Take a good look at the placement of the board in your T41 radio. You will want the SMA connectors of the QSE-Filter in the orientation for easy coaxial cable routing. 0 or 90 degree connectors are available (90 degree parts are on the BOM). Also, you may choose to put the SMAs on one side or the other for optimal cable routing.

High Resolution Photos of the T41-2 LPF

Links to photos of a fully constructed T41-2 LPF follow. Click on the image for a high-resolution view.

Example Measured T41-2 LPF Frequency Responses

The following are measured frequency responses of the five filters. The markers are at the band edges, and there is also a marker at approximately -3dB and at the worst case harmonic frequency (2 times the low end of the band). The 15M and 10M filters also cover 17M and 24M respectively, thus there are more markers for those bands.

It is also interesting to look at the response from the antenna connector to the receiver connector. This path includes a high-pass filter which rejects AM broadcast and other low-frequency transmissions.

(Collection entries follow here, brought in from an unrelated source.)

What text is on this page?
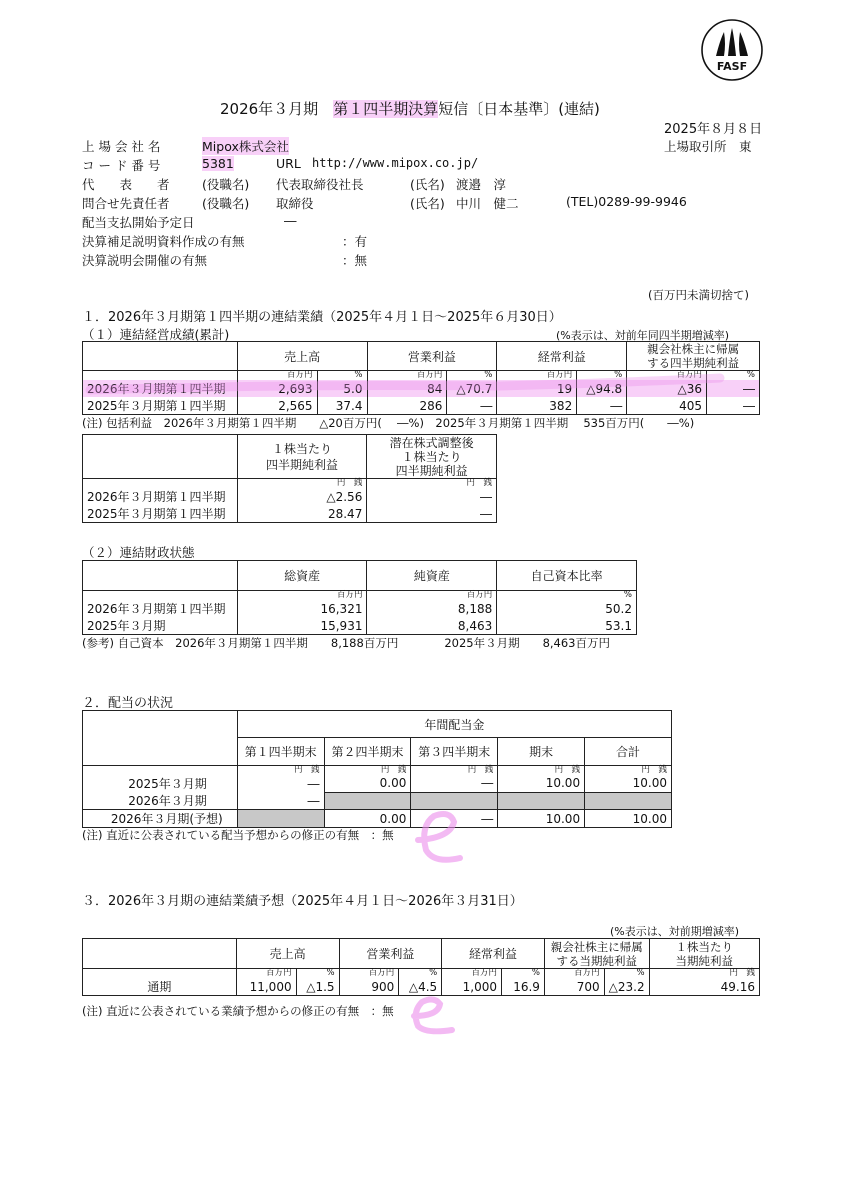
FASF
2026年３月期　第１四半期決算短信〔日本基準〕(連結)
2025年８月８日
上 場 会 社 名	Mipox株式会社	上場取引所　東
コ ー ド 番 号	5381	URL http://www.mipox.co.jp/
代　　表　　者	(役職名) 代表取締役社長	(氏名) 渡邉　淳
問合せ先責任者	(役職名) 取締役	(氏名) 中川　健二	(TEL)0289-99-9946
配当支払開始予定日	―
決算補足説明資料作成の有無	：有
決算説明会開催の有無	：無
(百万円未満切捨て)
１．2026年３月期第１四半期の連結業績（2025年４月１日～2025年６月30日）
（１）連結経営成績(累計)	(%表示は、対前年同四半期増減率)
	売上高		営業利益		経常利益		親会社株主に帰属
する四半期純利益	
	百万円	%	百万円	%	百万円	%	百万円	%
2026年３月期第１四半期	2,693	5.0	84	△70.7	19	△94.8	△36	―
2025年３月期第１四半期	2,565	37.4	286	―	382	―	405	―
(注) 包括利益　2026年３月期第１四半期　　△20百万円(　 ―%)　2025年３月期第１四半期　 535百万円(　　―%)
	１株当たり
四半期純利益	潜在株式調整後
１株当たり
四半期純利益
	円　銭	円　銭
2026年３月期第１四半期	△2.56	―
2025年３月期第１四半期	28.47	―
（２）連結財政状態
	総資産	純資産	自己資本比率
	百万円	百万円	%
2026年３月期第１四半期	16,321	8,188	50.2
2025年３月期	15,931	8,463	53.1
(参考) 自己資本　2026年３月期第１四半期　　8,188百万円　　　　2025年３月期　　8,463百万円
２．配当の状況
	年間配当金				
	第１四半期末	第２四半期末	第３四半期末	期末	合計
	円　銭	円　銭	円　銭	円　銭	円　銭
2025年３月期	―	0.00	―	10.00	10.00
2026年３月期	―				
2026年３月期(予想)		0.00	―	10.00	10.00
(注) 直近に公表されている配当予想からの修正の有無　：無
３．2026年３月期の連結業績予想（2025年４月１日～2026年３月31日）
(%表示は、対前期増減率)
	売上高		営業利益		経常利益		親会社株主に帰属
する当期純利益		１株当たり
当期純利益
	百万円	%	百万円	%	百万円	%	百万円	%	円　銭
通期	11,000	△1.5	900	△4.5	1,000	16.9	700	△23.2	49.16
(注) 直近に公表されている業績予想からの修正の有無　：無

The filter interacts with the lower bands, especially 80M and 40M, however, this is not a practical problem as these bands have high atmospheric noise. Here is a plot of the frequency response of the 10M path, which has less interaction with the HPF:

Measurement of Transmitter Harmonics

The following images show the spectrum of each band with a T41-3 radio set to 10 watts output in CW mode. This shows the primary function of the LPF which is the attenuation of transmitter harmonic energy. All bands show excellent rejection of transmitter harmonic energy. Note that some bands have some low frequency spurs around the carrier frequency. This is suspected to be from the Si5351, however, this has not been verified. These spurs change dramatically with carrier frequency, thus the suspected PLL source.

It is up to you, the builder of a transmitter, to verify that the spurious outputs meet the regulatory requirements in your country per whatever authority sets the limits. No information provided here implies the circuit designs will meet those requirements. Verify your transmitter performance before putting it on the air!